Nigeria is battling rising inflation, food inflation, forex crisis, economic hardship and high cost of living occasioned by the removal of petrol subsidy, attracting protests in parts of the country.
The Nigerian naira has seen a dip in the last nine months since the President Bola Tinubu administration collapsed the foreign exchange window.
The naira experienced an all-time low, falling from about N700/$1 last May to about N2,000/$1 last month, before its appreciation in March.
The authorities have since turned their focus to cryptocurrency websites, accusing them of speculation, clamping down on them through telecommunication companies.
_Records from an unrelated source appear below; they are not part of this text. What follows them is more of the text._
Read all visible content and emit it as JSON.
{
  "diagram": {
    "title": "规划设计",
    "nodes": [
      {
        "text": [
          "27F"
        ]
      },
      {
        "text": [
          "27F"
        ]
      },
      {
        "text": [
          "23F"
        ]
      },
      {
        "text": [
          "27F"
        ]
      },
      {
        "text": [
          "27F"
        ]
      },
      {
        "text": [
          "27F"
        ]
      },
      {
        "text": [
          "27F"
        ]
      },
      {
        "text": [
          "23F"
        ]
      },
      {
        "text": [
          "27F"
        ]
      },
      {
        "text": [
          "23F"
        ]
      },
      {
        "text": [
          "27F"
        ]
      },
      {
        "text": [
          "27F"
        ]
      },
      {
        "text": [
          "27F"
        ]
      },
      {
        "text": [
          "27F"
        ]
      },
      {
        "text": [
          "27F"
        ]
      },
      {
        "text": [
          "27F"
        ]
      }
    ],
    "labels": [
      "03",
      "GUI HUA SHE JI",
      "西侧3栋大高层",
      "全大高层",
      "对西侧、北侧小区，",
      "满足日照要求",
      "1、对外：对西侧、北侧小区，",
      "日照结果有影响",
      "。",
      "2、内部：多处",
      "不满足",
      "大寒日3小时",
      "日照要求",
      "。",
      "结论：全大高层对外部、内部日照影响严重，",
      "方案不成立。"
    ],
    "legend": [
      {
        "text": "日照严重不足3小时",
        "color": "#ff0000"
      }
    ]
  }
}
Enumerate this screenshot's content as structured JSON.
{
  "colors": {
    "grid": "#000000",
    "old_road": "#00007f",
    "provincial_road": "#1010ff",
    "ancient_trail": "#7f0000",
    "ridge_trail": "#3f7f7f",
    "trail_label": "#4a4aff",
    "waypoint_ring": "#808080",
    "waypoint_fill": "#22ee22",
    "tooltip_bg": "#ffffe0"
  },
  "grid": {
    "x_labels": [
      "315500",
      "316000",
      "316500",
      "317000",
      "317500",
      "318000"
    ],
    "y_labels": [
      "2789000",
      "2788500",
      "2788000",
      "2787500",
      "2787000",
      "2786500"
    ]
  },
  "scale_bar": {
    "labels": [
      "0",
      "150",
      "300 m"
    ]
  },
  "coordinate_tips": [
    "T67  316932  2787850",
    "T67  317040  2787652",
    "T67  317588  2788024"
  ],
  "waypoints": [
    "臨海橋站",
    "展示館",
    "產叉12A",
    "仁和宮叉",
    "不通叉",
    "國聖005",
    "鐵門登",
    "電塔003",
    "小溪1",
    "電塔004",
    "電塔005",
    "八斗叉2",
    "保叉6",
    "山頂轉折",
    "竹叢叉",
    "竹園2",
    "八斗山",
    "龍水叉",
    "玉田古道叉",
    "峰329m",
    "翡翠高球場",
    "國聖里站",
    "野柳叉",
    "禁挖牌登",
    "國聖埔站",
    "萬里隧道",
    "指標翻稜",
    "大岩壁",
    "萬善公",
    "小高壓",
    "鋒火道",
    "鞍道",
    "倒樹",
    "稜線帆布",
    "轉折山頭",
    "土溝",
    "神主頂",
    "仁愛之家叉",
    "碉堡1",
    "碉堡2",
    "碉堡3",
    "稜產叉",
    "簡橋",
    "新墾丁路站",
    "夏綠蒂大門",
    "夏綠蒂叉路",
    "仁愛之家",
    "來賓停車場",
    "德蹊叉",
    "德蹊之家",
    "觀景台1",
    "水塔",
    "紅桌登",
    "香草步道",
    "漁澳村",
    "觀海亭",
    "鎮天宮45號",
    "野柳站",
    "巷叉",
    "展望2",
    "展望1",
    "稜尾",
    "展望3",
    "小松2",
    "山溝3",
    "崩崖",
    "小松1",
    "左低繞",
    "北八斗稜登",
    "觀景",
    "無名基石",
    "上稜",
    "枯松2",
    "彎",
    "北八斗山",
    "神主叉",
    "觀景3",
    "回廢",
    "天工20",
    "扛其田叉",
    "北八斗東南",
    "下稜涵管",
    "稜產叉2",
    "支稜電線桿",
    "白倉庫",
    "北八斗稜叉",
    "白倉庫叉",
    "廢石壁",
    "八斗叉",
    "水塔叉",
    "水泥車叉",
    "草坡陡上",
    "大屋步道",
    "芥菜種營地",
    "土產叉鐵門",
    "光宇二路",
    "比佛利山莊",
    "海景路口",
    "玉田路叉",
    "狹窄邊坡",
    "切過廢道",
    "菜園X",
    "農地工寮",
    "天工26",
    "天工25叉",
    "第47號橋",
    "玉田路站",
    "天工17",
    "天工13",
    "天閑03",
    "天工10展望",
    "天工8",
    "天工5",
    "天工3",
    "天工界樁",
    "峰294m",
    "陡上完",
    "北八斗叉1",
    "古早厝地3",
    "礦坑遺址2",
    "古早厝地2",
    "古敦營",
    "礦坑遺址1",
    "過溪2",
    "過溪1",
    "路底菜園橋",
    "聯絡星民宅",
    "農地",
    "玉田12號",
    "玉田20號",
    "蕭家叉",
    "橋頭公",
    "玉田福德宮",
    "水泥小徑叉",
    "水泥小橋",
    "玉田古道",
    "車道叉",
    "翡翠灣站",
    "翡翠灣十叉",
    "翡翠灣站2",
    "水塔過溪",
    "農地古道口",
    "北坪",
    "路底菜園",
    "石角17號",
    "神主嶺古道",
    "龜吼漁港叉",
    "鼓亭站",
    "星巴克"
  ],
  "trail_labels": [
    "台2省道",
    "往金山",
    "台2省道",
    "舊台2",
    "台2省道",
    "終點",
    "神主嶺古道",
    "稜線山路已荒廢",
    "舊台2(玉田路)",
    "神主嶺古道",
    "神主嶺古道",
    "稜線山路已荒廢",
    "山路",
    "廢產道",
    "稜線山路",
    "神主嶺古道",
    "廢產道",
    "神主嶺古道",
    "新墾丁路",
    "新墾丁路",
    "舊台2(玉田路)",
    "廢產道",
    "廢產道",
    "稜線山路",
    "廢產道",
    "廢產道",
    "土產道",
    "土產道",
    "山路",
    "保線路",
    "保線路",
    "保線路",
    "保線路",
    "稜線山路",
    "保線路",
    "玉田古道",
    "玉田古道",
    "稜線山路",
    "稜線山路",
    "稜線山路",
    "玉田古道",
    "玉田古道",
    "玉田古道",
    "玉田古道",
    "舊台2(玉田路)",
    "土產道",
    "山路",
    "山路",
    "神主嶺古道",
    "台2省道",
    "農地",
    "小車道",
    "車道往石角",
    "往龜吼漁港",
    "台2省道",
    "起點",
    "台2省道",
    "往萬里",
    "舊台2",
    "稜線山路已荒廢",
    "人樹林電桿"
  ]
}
In February, the Governor of the Central Bank of Nigeria (CBN), Olayemi Cardoso, said $26bn suspicious flows in the form crypto exchanges passed through Binance.
The same month, Anjarwalla and Gambaryan were arrested in Nigeria and the government demanded about $10bn compensation from the cryptocurrency platform on allegations of manipulation of foreign exchange rates which has negatively affected the value of the naira against the dollar.
The crypto platform subsequently ended its naira services while the House of Representatives has resolved to investigate the national security implications of cryptocurrency, and other digital asset transactions.
Subsequently, the government approached the court to compel Binance to publish the names of its Nigerian traders but the platform won’t budge.
Meanwhile, the Federal Government said it has activated all operations including contacting Interpol to ensure the re-arrest Anjarwalla.